После бритья и прохладного душа, вода в нагревателе сохранила немного тепла с вечера, Михаил поднялся в библиотеку (в мансарде под крышей). Зажег настольную лампу и стал заполнять таблицу, которую задумал еще вчера. В таблице было три графы: “Подозреваемый”, “Мотивы”, “Алиби”.
В графу “Подозреваемый” он переписал всех обитателей хутора, не разбирая пола и возраста, правда, за исключением детей моложе двенадцати лет.
Вот что получилось:
Нужно было за ближайшие дни заполнить эту таблицу по всем графам. Логика подсказывала, что убийца в этом списке. Список мог и расшириться за счет посетителей хутора. Все это и предстояло выяснить.
Михаил взял с собой портативный диктофон, который еще осенью купил за свои деньги, так как пробить покупку через бюджет прокуратуры не удалось. Он ему здорово помогал в работе, особенно при таких массовых опросах.
В полдевятого просигналил Саня. Они выезжали с часовым запасом, так как не были уверены, что дорога на хутор проходима для “газика”.
Их опасения подтвердились. Они смогли осилить только первый подъем. Спускаться в балку по крутому склону было опасно, не было надежды выбраться наверх, и Михаил пошел пешком, заправив штанины в сапоги. Саня должен приехать за ним в четыре часа дня.
Грунтовая дорога была разбита тракторами, обочины непроходимы из-за прошлогоднего бурьяна, и Михаил, едва спустился вниз, сразу повернул по каменистому дну балки. Это и была знаменитая Змеиная балка, и он знал, что она приведет к хутору. Дорога будет немного длинней, но зато куда удобнее. Следы подсказывали, что местные жители ходят таким же путем.
Он шел не торопясь и с интересом осматривал склоны. Осталось ли в памяти что-нибудь от той поездки на лошадях. Прошло тринадцать лет! Колхозная бахча страдала от набегов обитателей пионерского лагеря со стороны моря и автомобилистов с другой стороны, так как примыкала к трассе. Сторожа выбрали меньшее из двух зол и охраняли бахчу со стороны шоссе. Поговаривали, что они продавали арбузы проезжающим, а разговоры о набегах мальчишек служили больше для отвода глаз, чтобы было на кого списать урон. Но начальство отреагировало, и нужно было доставить сторожам двух оседланных лошадей.

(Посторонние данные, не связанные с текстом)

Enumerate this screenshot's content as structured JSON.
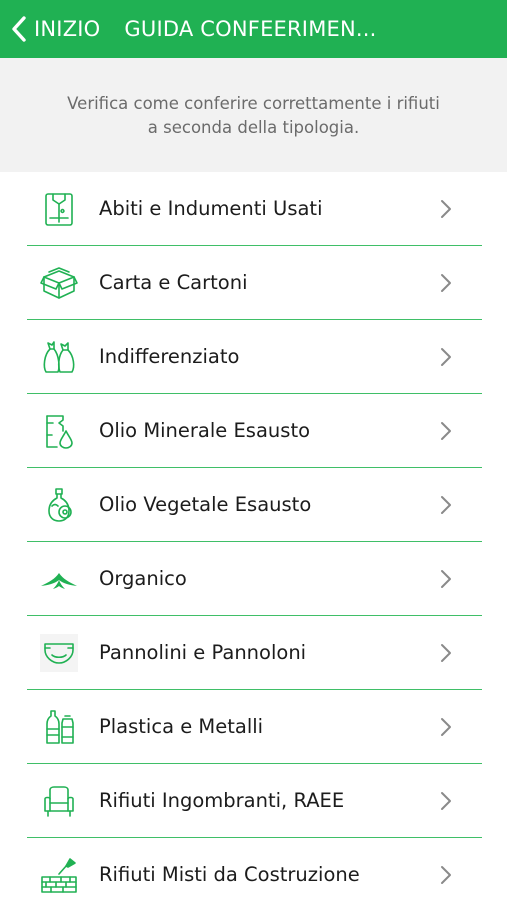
{
  "header": {
    "back_label": "INIZIO",
    "title": "GUIDA CONFEERIMEN...",
    "background": "#20b153"
  },
  "intro": {
    "text": "Verifica come conferire correttamente i rifiuti a seconda della tipologia."
  },
  "accent_color": "#20b153",
  "categories": [
    {
      "label": "Abiti e Indumenti Usati",
      "icon": "clothing-icon"
    },
    {
      "label": "Carta e Cartoni",
      "icon": "cardboard-box-icon"
    },
    {
      "label": "Indifferenziato",
      "icon": "trash-bags-icon"
    },
    {
      "label": "Olio Minerale Esausto",
      "icon": "mineral-oil-icon"
    },
    {
      "label": "Olio Vegetale Esausto",
      "icon": "vegetable-oil-icon"
    },
    {
      "label": "Organico",
      "icon": "organic-leaves-icon"
    },
    {
      "label": "Pannolini e Pannoloni",
      "icon": "diaper-icon"
    },
    {
      "label": "Plastica e Metalli",
      "icon": "bottles-cans-icon"
    },
    {
      "label": "Rifiuti Ingombranti, RAEE",
      "icon": "armchair-icon"
    },
    {
      "label": "Rifiuti Misti da Costruzione",
      "icon": "bricks-trowel-icon"
    }
  ]
}
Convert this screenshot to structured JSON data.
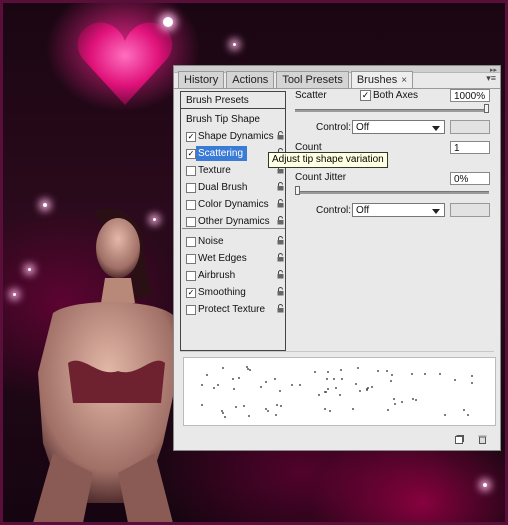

Дядя Митя, будущий тесть Михаила, должен был организовать перевозку. Специальной машины в колхозном гараже не было, поэтому решили попробовать обыкновенную бортовую. Когда испуганных лошадей по помосту из досок подняли наверх, дядя Митя понял, что целыми их не довезти. Он и нашел Михаила. Тот почти постоянно крутился в гараже, восстанавливая с помощью взрослых списанную трехтонку. Михаил получил задание быстро найти второго седока и перегнать лошадей на дальнюю бахчу, что-то за десять километров от села.
Выбор Михаила пал на мальчишку его возраста, с которым недавно познакомился. Вадик Шинкарь приехал из города жить к бабушке, так как родители уехали на Север, а его не взяли. Михаила он привлекал своим городским развитием и определенным своеобразием. Сыграло роль и то, что деревенские мальчишки Вадика приняли плохо. Он сразу получил кличку Шнобель, хотя нельзя сказать, что его большой нос сильно выделялся на продолговатом лице.
В пользу Вадика было то, что он принял кличку спокойно, отзывался на нее, и как-то даже сказал в шутку: “Моя подпольная кличка”.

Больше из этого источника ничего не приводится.